Trying things out as I learn C code, I wanted to test something. It worked as expected, but throws the warning

Warning 1 assignment from incompatible pointer type [enabled by default]

The code is simple. All I am doing here is toggling PIN B7 on an atmega2560. I have a LED hooked to it and I can see it blinking, so I know it works as expected.
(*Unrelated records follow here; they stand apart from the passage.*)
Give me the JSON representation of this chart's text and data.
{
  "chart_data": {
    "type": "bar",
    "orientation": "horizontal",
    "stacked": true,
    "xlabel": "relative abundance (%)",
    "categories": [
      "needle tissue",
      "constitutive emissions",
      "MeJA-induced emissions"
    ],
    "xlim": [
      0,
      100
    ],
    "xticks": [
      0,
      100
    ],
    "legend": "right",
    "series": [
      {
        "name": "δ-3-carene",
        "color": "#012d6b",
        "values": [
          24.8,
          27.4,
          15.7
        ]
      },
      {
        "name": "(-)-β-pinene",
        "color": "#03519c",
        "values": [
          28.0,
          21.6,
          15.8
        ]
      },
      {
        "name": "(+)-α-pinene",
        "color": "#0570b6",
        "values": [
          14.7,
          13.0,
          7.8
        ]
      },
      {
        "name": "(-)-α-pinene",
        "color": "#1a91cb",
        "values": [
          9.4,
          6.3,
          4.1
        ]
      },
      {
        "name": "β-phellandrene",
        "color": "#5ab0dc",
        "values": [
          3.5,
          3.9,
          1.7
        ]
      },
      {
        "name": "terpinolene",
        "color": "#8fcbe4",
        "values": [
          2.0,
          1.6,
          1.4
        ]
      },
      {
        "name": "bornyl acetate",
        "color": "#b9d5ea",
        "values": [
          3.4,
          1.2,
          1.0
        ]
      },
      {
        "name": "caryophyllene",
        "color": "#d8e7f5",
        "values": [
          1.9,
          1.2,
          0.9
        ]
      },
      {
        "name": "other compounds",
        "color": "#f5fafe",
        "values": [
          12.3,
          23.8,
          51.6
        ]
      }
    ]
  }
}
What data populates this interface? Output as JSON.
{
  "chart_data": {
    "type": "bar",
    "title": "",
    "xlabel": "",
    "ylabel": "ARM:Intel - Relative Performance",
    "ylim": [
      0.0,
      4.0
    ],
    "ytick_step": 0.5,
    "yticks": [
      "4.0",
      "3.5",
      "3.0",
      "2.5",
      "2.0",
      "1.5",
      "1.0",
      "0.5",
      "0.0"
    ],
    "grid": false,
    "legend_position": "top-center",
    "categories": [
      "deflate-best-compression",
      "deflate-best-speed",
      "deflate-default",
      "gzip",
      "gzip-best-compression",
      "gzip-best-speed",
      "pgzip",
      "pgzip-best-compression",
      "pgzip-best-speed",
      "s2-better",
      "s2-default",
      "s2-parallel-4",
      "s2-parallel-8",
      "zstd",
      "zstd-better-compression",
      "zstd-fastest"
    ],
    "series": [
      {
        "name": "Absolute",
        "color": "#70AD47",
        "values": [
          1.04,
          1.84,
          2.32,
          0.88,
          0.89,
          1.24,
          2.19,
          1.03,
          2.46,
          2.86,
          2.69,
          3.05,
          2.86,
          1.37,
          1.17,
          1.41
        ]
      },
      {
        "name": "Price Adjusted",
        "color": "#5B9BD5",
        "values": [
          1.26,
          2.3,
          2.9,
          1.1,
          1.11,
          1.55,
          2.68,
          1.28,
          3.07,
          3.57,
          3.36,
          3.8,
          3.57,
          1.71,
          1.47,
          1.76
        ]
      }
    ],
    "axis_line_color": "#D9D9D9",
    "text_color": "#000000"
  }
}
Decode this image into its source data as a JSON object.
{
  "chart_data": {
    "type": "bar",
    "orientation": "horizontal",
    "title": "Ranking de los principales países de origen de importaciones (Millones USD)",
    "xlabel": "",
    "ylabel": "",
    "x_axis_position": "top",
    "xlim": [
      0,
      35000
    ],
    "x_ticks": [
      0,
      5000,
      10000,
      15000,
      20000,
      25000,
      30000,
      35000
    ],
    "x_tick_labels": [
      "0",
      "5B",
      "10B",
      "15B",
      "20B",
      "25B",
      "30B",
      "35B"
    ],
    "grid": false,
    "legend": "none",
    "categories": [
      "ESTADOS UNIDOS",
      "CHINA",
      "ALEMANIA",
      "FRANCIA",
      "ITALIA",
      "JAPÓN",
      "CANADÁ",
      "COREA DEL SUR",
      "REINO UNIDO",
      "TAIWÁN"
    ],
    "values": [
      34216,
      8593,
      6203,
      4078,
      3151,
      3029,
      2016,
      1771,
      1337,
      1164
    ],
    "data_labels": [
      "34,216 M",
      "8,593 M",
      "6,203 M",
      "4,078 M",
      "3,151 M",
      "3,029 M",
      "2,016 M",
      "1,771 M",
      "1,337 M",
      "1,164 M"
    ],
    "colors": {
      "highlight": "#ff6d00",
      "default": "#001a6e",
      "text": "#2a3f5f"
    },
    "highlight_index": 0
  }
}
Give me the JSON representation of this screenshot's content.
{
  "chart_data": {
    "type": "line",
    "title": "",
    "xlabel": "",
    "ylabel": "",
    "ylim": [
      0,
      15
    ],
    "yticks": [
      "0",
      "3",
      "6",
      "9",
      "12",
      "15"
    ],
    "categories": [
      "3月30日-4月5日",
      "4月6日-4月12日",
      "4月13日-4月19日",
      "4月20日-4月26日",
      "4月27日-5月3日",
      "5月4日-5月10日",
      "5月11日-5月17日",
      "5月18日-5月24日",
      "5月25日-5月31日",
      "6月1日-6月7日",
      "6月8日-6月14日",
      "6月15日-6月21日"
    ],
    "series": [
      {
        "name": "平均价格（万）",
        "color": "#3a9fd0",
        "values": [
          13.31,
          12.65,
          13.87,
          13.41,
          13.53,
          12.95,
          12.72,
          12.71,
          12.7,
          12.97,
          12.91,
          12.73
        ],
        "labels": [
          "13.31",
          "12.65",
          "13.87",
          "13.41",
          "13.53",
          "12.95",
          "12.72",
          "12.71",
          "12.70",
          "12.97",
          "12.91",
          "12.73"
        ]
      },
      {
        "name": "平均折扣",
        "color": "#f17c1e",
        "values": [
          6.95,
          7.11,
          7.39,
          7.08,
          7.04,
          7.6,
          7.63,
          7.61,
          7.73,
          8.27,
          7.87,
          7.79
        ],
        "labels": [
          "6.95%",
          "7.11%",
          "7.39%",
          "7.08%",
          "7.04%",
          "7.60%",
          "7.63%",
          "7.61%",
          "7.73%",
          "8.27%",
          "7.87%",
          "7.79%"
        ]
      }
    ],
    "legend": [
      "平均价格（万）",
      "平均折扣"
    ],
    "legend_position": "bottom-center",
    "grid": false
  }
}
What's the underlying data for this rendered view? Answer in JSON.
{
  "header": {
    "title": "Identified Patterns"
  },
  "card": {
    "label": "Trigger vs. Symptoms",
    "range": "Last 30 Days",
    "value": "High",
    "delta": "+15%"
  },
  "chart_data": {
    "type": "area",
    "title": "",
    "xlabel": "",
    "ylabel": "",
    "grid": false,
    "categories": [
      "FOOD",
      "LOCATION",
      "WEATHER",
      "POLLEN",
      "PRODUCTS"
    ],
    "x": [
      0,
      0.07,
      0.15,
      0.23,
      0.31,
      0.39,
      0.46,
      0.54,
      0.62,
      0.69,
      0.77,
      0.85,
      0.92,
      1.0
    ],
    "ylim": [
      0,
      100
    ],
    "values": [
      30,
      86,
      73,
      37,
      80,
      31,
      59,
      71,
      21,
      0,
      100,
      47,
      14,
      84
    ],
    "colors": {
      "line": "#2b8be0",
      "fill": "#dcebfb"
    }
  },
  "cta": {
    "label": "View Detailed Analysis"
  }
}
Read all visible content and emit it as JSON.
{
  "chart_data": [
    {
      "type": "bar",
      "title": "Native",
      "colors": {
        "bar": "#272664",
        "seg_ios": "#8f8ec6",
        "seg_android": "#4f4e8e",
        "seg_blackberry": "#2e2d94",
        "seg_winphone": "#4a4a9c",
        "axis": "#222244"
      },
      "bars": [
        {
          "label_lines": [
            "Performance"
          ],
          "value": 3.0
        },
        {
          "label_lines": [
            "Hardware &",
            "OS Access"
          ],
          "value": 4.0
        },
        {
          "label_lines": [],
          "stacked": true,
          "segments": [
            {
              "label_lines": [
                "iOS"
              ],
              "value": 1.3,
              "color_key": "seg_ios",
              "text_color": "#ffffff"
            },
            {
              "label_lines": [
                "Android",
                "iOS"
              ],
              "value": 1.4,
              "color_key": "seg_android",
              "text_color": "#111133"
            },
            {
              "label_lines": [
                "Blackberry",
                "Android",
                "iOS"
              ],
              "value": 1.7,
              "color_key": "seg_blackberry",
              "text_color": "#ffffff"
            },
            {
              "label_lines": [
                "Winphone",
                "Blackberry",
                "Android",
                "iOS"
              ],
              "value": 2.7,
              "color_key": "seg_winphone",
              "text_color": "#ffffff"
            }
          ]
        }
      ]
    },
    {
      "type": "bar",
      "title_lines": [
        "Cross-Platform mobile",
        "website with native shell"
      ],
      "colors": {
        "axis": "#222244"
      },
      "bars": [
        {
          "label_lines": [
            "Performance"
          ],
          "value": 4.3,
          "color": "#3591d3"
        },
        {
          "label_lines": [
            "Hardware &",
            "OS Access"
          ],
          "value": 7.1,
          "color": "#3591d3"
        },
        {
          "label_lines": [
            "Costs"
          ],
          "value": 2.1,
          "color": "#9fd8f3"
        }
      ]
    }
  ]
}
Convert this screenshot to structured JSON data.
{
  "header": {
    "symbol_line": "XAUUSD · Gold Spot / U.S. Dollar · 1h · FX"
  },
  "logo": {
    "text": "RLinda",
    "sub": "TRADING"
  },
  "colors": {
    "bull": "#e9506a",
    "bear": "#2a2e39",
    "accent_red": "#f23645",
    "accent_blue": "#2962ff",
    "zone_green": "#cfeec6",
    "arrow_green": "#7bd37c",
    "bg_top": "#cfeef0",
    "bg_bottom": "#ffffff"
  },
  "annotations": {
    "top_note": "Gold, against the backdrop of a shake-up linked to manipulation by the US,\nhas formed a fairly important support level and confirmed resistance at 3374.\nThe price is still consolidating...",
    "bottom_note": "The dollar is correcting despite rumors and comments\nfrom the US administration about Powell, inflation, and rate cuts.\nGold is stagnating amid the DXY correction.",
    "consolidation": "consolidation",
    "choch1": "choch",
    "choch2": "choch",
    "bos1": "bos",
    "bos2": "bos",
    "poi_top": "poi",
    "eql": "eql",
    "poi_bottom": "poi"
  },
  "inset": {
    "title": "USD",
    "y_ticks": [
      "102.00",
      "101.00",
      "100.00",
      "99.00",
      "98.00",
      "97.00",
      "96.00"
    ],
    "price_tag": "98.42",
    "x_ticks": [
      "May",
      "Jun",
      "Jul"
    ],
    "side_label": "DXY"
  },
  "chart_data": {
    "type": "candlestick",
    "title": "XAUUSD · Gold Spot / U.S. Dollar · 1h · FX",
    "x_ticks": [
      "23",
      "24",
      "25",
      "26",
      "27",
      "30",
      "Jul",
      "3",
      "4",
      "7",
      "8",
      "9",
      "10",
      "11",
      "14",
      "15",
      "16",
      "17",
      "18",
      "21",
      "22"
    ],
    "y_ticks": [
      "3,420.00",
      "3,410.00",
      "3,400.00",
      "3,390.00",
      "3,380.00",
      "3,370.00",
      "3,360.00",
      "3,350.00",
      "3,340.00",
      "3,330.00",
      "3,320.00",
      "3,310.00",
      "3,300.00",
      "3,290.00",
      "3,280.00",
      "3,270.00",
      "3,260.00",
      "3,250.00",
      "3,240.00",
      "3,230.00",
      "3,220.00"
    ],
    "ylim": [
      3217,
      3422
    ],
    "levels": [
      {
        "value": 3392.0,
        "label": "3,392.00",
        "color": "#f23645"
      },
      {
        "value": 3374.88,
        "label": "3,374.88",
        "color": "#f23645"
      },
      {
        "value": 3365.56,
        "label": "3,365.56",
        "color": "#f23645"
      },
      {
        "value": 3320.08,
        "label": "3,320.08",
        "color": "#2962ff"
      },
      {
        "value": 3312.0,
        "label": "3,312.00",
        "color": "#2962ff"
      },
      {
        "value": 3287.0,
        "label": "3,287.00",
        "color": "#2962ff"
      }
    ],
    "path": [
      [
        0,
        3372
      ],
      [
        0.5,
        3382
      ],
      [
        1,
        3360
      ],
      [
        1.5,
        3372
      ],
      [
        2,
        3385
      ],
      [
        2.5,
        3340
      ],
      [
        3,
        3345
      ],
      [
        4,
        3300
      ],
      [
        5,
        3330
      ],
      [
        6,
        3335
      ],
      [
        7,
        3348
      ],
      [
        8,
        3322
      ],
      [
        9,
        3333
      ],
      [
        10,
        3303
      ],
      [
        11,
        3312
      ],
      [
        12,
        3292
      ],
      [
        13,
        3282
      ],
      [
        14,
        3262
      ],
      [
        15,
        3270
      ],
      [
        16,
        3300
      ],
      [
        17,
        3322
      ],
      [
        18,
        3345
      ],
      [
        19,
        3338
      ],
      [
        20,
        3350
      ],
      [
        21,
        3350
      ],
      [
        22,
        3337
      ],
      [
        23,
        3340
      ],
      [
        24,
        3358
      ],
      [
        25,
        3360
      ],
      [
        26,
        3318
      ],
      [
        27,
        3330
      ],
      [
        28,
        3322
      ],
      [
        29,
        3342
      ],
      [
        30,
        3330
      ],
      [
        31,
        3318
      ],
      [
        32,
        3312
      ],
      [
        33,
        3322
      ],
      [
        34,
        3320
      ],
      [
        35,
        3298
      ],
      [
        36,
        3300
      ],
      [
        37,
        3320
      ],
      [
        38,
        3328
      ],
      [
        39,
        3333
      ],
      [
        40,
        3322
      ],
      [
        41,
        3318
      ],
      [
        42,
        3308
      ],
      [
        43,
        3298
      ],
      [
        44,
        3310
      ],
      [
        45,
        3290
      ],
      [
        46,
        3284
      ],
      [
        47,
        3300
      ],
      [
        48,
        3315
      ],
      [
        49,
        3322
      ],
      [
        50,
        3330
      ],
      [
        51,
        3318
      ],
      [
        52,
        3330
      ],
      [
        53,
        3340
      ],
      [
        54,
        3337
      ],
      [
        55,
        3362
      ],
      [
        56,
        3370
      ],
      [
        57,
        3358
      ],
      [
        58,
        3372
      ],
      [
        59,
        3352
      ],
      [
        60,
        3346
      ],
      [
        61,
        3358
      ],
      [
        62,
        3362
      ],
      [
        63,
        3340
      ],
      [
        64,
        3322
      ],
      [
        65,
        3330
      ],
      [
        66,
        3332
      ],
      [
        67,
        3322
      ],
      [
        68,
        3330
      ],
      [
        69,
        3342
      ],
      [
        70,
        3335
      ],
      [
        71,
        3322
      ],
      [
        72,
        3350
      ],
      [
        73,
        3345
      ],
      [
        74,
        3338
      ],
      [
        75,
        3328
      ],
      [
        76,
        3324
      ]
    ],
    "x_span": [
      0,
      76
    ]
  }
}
Can anyone explain why I am seeing this error, even though it is executed as expected? The code is as follows:

#include <avr/io.h>
#include <util/delay.h>

void main(void) {
    int *ptr;
    ptr = &PORTB; // This line throws the warning

    DDRB = (1 << 7);

    while(1) {
        *ptr = (1 << 7);
        _delay_ms(1000);

        *ptr = (0 << 7);
        _delay_ms(1000);
    }
}

PORTB is an 8bit register that has a bit per pin to control whether that pin is HIGH or LOW.

For now, I am glad it works. But these warnings annoy me.

int *ptr;
ptr = &PORTB; // This line throws the warning

PORTB is a volatile unsigned char defined with something like this:

*(volatile unsigned char *) 0xBEEF

Change your ptr declaration to a volatile unsigned char *:

volatile unsigned char *ptr;
ptr = &PORTB;

Edit 2:

By the time I got around to correcting my original answer (below) I saw that @ouah had already posted a correct answer so I ask you to please use it instead of mine. For a more detailed explanation please read 'Edit 1' below.

My original answer:

PORTB is probably not defined as an int which means that when you take the address of PORTB you won't get an int *. If you are sure you're right and that you can use an int * for PORTB you can use a cast to tell the compiler that it doesn't need to worry. You can cast it like this:

ptr = (int*)&PORTB

Go to the definition of PORTB and let us know what type it is.

Edit 1:

My assumption was that you knew that PORTB was an int and that you're casting it from void*. Thanks @H2CO3 for pointing out that it is in fact a (*(volatile uint8_t *)(0x25)) which basically means that PORTB is a volatile uint8_t.

This being the case you should NEVER cast it to an int! If this worked it means that your machine is probably little endian and you shouldn't rely on this.

To explain it properly let's set up a simple example:

We have this in memory:

Address  Value
0x02        7
0x03       11

Note: 7 is 0x07 in hex and 00000111 in binary and 11 is 0x0B in hex and 00001011 in binary

Now we have 2 pointers:

uint8_t* BytePointer;
int*     IntPointer; // int is either 2 or 4 bytes, we will assume it is 2 bytes.
int Value16;
uint8_t Value8;

// Let's set both to point to our fake memory address
BytePointer = (uint8_t*) 0x02;
IntPointer  = (int*)     0x02;

// Now let's see what value each holds?
Value8 = *BytePointer;
Value16 = *IntPointer;

// Value8 will contain 0x07
// Value16 will contain 0x0B07 on a Little Endian machine
// Value16 will contain 0x070B on a Big Endian Machine

This example illustrates what happens when we read values from pointers, what about writing? Let's keep the same variables as before and write some values

*BytePointer = 5;

The memory would now look like this:

0x02     5
0x03    11

What about an int pointer?

*IntPointer = 5;

Since an int is two bytes it will alter two bytes:

// Little endian
0x02     5
0x03     0

// Big endian
0x02     0
0x03     5

So if you use PORTB as an int, every time you assign to it you are writing 2 bytes, one to the address of PORTB and one straight after. I hope whatever is after isn't important... You shouldn't do this so you should use an uint8_t* if you really want to use pointers.

But by the time I got around to explaining it all properly @ouah has already posted a correct answer. Please refer to it for how this should be done.